LE GHETTO NOIR DE LA PREMIERE MOITIE DU XXe SIECLE

Comme nous l’avons vu dans notre article précédent, traitant de la formation des ghettos noirs, au début du XXe siècle des milliers d’Africains-américains quittent le sud des États-Unis pour s’installer dans les grandes métropoles du nord. Cet important mouvement de population, sans précédent dans l’histoire américaine, a pour cause principale les difficultés économiques et sociales que connaissent les Noirs dans le sud en raison de la ségrégation.

Des villes comme New York, Detroit et Chicago accueillent alors chaque années des milliers de migrants noirs venus du sud à la recherche de meilleures conditions de vie. Les quartiers noirs s’étendent peu à peu à l’image du South Side de Chicago qui  devient une véritable ville dans la ville avec ses institutions (églises, magasins…) réservées aux Noirs.

Le ghetto, un lieu de diversité

Le ghetto noir du début du XXe siècle se caractérise par sa diversité sociale. Celui-ci est alors une sorte de microcosme de la société américaine. Des familles noires appartenant à la classe moyenne voire aisée (pasteurs, avocats, médecins…) y cohabitent avec des familles plus modestes.

La cohabitation dans le ghetto d’individus ayant des situations économiques et sociales variées trouve son explication dans la ségrégation. Bien que plus subtile et moins éprouvante que dans le sud des États-Unis la ségrégation,surtout spatiale, est bien présente dans les villes du nord.  Ainsi les Noirs n’ont pas d’autres choix que de vivre  dans des quartiers séparés et ce qu’importe leur niveau sociale.

Des relations difficiles avec les autres communautés

L’arrivée massive de populations noires dans les villes du nord est alors perçue comme une menace. Certains quartiers exclusivement habités par des blancs mettent en place des règles tacites empêchant toute installation de personnes considérés comme non Blanches par exemple les migrants irlandais, longtemps considérés comme non Blancs, et noirs.

Les relations sont aussi difficiles entre les Noirs et les migrants récemment arrivés aux États-Unis. Ces derniers voient d’un mauvais œil  l’arrivée des Noirs qui les concurrencent sur le marché du travail. Les Noirs sont accusés d’accepter de bas salaires et d’être des briseurs de grève, puisqu’ils étaient régulièrement embauchés par les patrons d’usines afin de palier à l’absence des ouvriers lors des grandes grèves syndicales du début du XXe siècle.

Les tensions entre les Noirs, les Blancs (WASP) et les migrants atteignent un pic lors de l’été 1919 aussi connu sous le nom de Red Summer. Durant cet été des émeutes raciales éclatent dans plusieurs villes américaines comme Washington D.C, New York, la Nouvelle-Orléans ou encore Philadelphie. On recense en tout 25 villes touchées par des émeutes durant cet été.

L’une des émeutes les plus connues est  celle de Chicago qui débute suite à la noyade d’un enfant noir s’étant baigné dans une plage du Lac Michigan réservée aux Blancs.

Un ostracisme social à l’origine de mouvements politiques et culturels

Figures de la Harlem Renaissance

Le confinement des Noirs dans des quartiers réservés et les discriminations qu’ils subissent aussi dans le nord sont à l’origine de mouvements politiques et culturels dans les ghettos noirs.
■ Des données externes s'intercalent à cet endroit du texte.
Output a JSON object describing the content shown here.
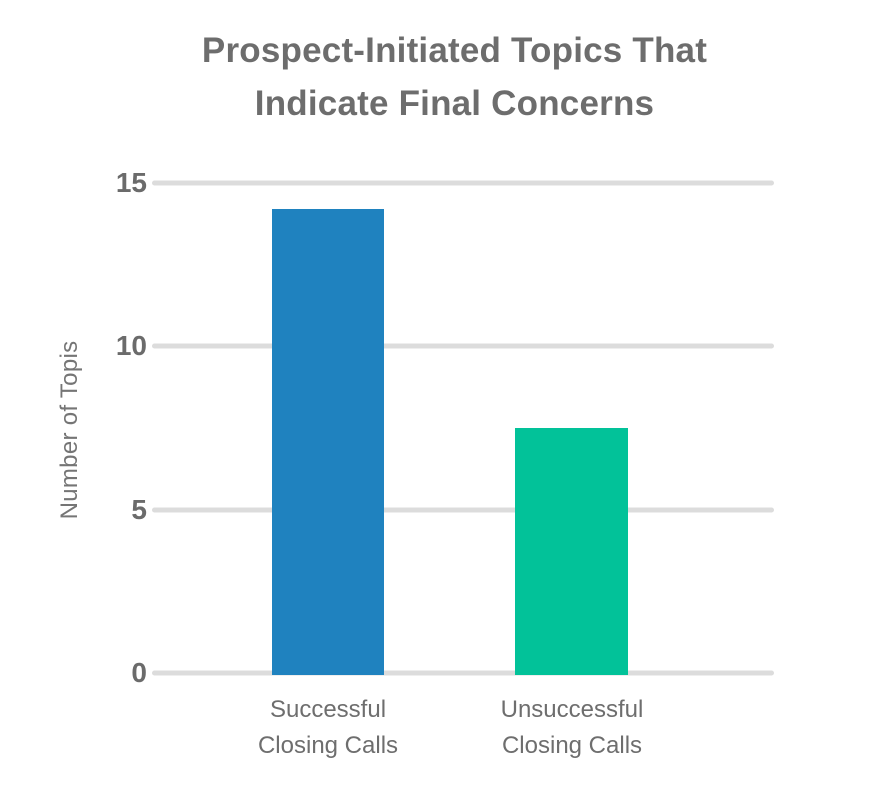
{
  "header": {
    "title_lines": [
      "Prospect-Initiated Topics That",
      "Indicate Final Concerns"
    ]
  },
  "chart_data": {
    "type": "bar",
    "title": "Prospect-Initiated Topics That Indicate Final Concerns",
    "categories": [
      "Successful Closing Calls",
      "Unsuccessful Closing Calls"
    ],
    "category_lines": [
      [
        "Successful",
        "Closing Calls"
      ],
      [
        "Unsuccessful",
        "Closing Calls"
      ]
    ],
    "values": [
      14.2,
      7.5
    ],
    "xlabel": "",
    "ylabel": "Number of Topis",
    "ylim": [
      0,
      15
    ],
    "yticks": [
      15,
      10,
      5,
      0
    ],
    "grid": true,
    "legend": false,
    "bar_colors": [
      "#1f82bf",
      "#02c299"
    ]
  },
  "colors": {
    "title": "#6d6d6d",
    "y_ticks": "#6b6b6b",
    "y_axis_label": "#757575",
    "x_labels": "#6e6e6e",
    "gridline": "#dcdcdc",
    "bar_successful": "#1f82bf",
    "bar_unsuccessful": "#02c299"
  }
}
Parmi ces mouvements on peut citer l’Universal Negro Improvment Association (UNIA) fondée par Marcus Garvey en 1917 et qui s’établit aux États-Unis, plus précisément à Harlem (New York), en 1919. Premier véritable mouvement politique de masse noir, Marcus Garvey organise régulièrement d’immenses processions dans Harlem,  l’UNIA prône la fierté noire et l’exode des Noirs vers l’Afrique.

Mais le mouvement noir de l’époque le plus connu reste la Harlem Renaissance, aussi connue sous le nom de The New Negro, qui s’étend des années 1920 aux années 1930. La Harlem Renaissance débute par les travaux d’intellectuels noirs comme William E. B. Dubois visant à montrer l’importance et la singularité de la culture noire aux États-Unis. Le mouvement s’étend rapidement à tous les domaines artistiques comme la musique, la peinture et la littérature et connait un retentissement mondiale. Parmi les grandes figures de la Harlem Renaissance on peut citer les musiciens Louis Amstrong et Duke Ellington mais aussi le romancier Langton Hugues.

Des mouvements religieux noirs émergent aussi à la même époque. Le plus connu d’entre eux est la Nation of Islam fondée par Wallace D. Fard en 1930. Mélange d’Islam et de la tradition nationaliste africaine-américaine, la Nation of Islam prône la supériorité des Noirs.